そう言って、やっとケーキにフォークを指して食べ始めたシリルを見て、ホッとした。


「シリル様は、キーラ様に気を遣っているんですね……」

「気を遣っているというか、キーラに懐いている」

「……そうですか。でも、あの人見知りだったシリル様がすぐにキーラ様に懐くのでしたら、大丈夫かしら? 今日はそのことをお伝えしに来たのですけど……」

「何の話だ?」

「シンクレア子爵です。セアラのお父様がシリル様に会いたがっています」

「子爵が?」


ずっと、セアラの妊娠、出産を信じられず、シリルを受け入れなかったセアラの父親。それなのに、ルミエルがセアラからの手紙を見つけたことで、セアラの実家であるシンクレア子爵家へと伝えに行った。
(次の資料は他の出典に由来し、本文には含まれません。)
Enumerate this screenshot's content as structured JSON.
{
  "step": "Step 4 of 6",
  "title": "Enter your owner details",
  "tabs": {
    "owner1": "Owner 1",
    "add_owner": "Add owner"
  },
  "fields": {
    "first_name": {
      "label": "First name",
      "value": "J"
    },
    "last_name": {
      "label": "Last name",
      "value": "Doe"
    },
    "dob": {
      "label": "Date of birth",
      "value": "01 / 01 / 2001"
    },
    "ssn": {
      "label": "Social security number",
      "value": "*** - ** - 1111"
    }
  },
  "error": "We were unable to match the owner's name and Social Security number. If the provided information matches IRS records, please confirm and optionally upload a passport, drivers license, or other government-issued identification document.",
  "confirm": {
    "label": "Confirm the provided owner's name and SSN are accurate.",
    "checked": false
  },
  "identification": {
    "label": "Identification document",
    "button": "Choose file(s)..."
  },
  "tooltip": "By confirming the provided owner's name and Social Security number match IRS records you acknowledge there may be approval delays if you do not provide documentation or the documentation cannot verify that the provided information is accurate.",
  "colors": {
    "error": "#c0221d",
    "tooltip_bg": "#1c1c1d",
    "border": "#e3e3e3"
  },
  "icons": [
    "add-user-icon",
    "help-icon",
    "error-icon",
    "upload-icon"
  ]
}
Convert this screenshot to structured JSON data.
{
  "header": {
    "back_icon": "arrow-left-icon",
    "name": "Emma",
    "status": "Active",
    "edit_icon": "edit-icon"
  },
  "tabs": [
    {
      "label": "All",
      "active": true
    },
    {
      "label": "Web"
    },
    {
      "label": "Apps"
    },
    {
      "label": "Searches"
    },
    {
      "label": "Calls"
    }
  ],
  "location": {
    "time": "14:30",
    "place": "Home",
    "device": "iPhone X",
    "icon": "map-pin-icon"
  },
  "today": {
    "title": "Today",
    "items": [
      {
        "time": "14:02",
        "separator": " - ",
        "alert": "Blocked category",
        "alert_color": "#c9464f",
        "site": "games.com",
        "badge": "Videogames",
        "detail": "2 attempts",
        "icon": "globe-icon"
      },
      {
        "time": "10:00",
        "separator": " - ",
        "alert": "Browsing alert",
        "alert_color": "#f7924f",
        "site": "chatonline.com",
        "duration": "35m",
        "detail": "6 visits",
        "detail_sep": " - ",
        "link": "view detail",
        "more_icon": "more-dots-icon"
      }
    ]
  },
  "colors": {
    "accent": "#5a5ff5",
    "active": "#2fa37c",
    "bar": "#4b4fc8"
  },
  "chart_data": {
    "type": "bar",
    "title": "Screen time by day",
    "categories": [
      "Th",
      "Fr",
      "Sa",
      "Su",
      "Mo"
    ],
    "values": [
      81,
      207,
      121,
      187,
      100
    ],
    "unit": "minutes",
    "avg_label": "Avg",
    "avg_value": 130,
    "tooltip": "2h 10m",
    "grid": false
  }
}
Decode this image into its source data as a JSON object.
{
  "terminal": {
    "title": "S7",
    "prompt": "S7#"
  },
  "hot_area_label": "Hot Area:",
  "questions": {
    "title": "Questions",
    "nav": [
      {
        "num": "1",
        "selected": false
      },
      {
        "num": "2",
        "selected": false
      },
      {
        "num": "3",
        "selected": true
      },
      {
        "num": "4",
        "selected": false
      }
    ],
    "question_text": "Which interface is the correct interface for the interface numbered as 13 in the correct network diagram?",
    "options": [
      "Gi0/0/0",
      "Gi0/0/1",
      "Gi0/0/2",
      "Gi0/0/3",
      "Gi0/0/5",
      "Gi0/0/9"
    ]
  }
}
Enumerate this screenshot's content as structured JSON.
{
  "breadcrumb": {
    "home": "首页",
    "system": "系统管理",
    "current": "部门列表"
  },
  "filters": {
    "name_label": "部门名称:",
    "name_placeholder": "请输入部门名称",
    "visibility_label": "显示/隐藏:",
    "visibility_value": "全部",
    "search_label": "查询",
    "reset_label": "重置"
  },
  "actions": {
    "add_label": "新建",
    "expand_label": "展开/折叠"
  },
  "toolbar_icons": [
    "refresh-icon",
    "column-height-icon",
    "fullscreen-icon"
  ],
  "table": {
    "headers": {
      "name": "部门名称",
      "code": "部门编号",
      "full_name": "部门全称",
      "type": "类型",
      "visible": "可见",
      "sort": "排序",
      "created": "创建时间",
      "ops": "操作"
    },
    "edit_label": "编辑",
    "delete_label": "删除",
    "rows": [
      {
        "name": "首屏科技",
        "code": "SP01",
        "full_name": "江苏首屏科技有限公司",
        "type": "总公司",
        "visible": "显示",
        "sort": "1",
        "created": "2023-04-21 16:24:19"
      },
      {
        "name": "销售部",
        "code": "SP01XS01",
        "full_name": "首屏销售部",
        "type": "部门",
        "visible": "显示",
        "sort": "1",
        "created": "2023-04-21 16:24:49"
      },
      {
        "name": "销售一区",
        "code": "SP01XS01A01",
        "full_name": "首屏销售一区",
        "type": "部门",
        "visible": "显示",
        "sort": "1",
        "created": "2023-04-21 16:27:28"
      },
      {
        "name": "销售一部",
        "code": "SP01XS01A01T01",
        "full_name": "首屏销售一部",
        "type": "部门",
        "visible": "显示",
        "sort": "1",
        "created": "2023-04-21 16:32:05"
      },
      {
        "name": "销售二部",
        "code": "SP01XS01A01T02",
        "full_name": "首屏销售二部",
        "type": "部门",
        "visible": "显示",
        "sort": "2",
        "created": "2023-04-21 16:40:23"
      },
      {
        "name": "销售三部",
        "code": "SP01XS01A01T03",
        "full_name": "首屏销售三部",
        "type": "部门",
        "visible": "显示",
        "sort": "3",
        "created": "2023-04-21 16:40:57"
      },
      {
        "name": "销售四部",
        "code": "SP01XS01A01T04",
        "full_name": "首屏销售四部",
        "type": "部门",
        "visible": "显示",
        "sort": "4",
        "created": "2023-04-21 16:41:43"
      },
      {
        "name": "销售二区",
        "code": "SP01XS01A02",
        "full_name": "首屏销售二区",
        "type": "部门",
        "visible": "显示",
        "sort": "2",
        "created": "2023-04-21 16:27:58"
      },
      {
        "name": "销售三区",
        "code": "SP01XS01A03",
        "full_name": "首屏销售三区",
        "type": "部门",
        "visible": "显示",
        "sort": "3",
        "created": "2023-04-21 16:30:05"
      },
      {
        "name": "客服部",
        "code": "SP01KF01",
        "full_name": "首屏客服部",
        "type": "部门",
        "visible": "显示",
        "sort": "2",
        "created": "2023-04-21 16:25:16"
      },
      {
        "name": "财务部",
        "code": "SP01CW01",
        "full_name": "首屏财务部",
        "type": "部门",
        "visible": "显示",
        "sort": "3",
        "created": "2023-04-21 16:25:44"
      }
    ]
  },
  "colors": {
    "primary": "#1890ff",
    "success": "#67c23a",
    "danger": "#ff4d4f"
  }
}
そして、シリルに会いたいと言い出したと言う。


やはり、キーラが魔法の契約書を無効にしたせいだろうか。今まで、会いたいということもなかったシンクレア子爵。

何の進展もなかったのに、動き出している気がする。


ハッとすれば、ケーキを食べながらシリルがこちらを見ていた。


「ああ、シリル。シンクレア子爵はお前の祖父だ」

「そふ?」

「お祖父様だ。シリルに会いたがっているらしい」

「僕に? どうしてですか?」

「……母親であるセアラの父親だからだろう」

「お母様のお父様……」


会ってみたいと思ったのか、少しだけシリルの表情が緩んだ。


「会いに行くか?」


そう聞くと、シリルがこくんと頷いた。


「では、あとでキーラにも伝えよう。寝る前にでも話すか……」

「はい」


シリルの頭を撫でれば、柔らかな雰囲気になる。ルミエルがそれを見て密かに歯を食いしばっていた。